There are some risk factors that are beyond our control when it comes to dementia such as our age and our genetics. Other risk factors that may increase your risk of dementia that can be prevented or at the very least be well-controlled are high blood pressure, high cholesterol, diabetes, head trauma and sleep apnea. On a positive note, however, there are lifestyle changes that can be made that will reduce the risk AND reduce the cognitive decline associated with dementia. These lifestyle changes include;
· Adopting a diet rich in fish, fruit, vegetables, oils, whole grains, nuts and seeds such as the Mediterranean diet
· Cognitive training
· Avoidance of alcohol
· Avoidance of nicotine
Have you noticed a trend with these lifestyle choices? Most people, if not all, will benefit from adopting these habits which will ultimately reduce or prevent so many ailments.
Getting back to your question, it remains unclear how the hearing loss is related to developing dementia and there are ongoing studies trying to get to the bottom of this. The initial thoughts are that hearing loss may change the brain structure and thus have a direct impact on our brain function. It is also possible that the effort required from our brain to decipher what we think we heard (or did not hear) and piece together the words/phrases together drains the brains ability to function properly.
A further possibility is that hearing loss may cause the brain to shrink more rapidly. Lastly, there is often a lack of socialization that occurs with many people who suffer hearing loss.
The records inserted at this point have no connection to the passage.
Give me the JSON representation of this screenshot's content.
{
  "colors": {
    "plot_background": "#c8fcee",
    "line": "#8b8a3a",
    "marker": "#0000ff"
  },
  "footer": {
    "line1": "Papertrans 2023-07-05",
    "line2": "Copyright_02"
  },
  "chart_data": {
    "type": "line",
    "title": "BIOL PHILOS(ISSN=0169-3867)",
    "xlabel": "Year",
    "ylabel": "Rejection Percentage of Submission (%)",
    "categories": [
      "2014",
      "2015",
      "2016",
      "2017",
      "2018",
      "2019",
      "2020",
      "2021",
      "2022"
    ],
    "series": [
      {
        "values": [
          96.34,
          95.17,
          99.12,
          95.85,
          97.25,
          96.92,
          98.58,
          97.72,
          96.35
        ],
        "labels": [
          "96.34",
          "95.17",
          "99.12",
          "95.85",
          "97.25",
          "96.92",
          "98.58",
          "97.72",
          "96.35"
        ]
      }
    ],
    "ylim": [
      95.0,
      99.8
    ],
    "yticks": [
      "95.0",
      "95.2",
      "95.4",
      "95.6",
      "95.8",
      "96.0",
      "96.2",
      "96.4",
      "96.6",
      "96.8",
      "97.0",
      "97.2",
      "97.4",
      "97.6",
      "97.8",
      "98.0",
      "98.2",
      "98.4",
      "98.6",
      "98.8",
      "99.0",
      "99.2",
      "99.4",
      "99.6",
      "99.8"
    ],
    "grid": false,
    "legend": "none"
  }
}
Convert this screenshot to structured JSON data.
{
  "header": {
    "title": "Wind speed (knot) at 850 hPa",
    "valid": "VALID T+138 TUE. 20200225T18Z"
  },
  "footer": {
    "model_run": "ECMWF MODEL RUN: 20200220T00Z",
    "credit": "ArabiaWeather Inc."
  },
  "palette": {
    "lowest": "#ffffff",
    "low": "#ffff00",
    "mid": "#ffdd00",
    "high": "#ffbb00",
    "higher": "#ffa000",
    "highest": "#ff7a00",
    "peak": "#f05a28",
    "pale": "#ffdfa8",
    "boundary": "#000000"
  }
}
The inability to participate in conversations leads them to withdraw from society and it is believed that lack of socialization further reduces our brain function. So the question we now ask is whether or not the use of hearing aids will help reduce our risk of dementia?
A study was performed and published in The Lancet on this very topic. This study incorporated healthy volunteers and people at a higher risk of dementia due to cardiovascular risk factors. The synopsis of this study shows that though hearing interventions did not appear to help the healthy participants, it did slow cognitive decline in the cardiovascular group by half. Though a hearing intervention may not help someone with low risk of dementia in the short term, since older age is a risk factor for dementia, it may help you in the long run. Plus, there is also no downside, other than cost, to get your hearing checked and act accordingly.
We hear (pun intended) many of our elderly patients mention that they have no interest in wearing a hearing aid because it diminishes them and is a visible reminder to them and others that they are aging, much like we hear about peoples dislike of a walking aid. Hopefully they will reconsider after learning that they can potentially reduce their cognitive decline by half.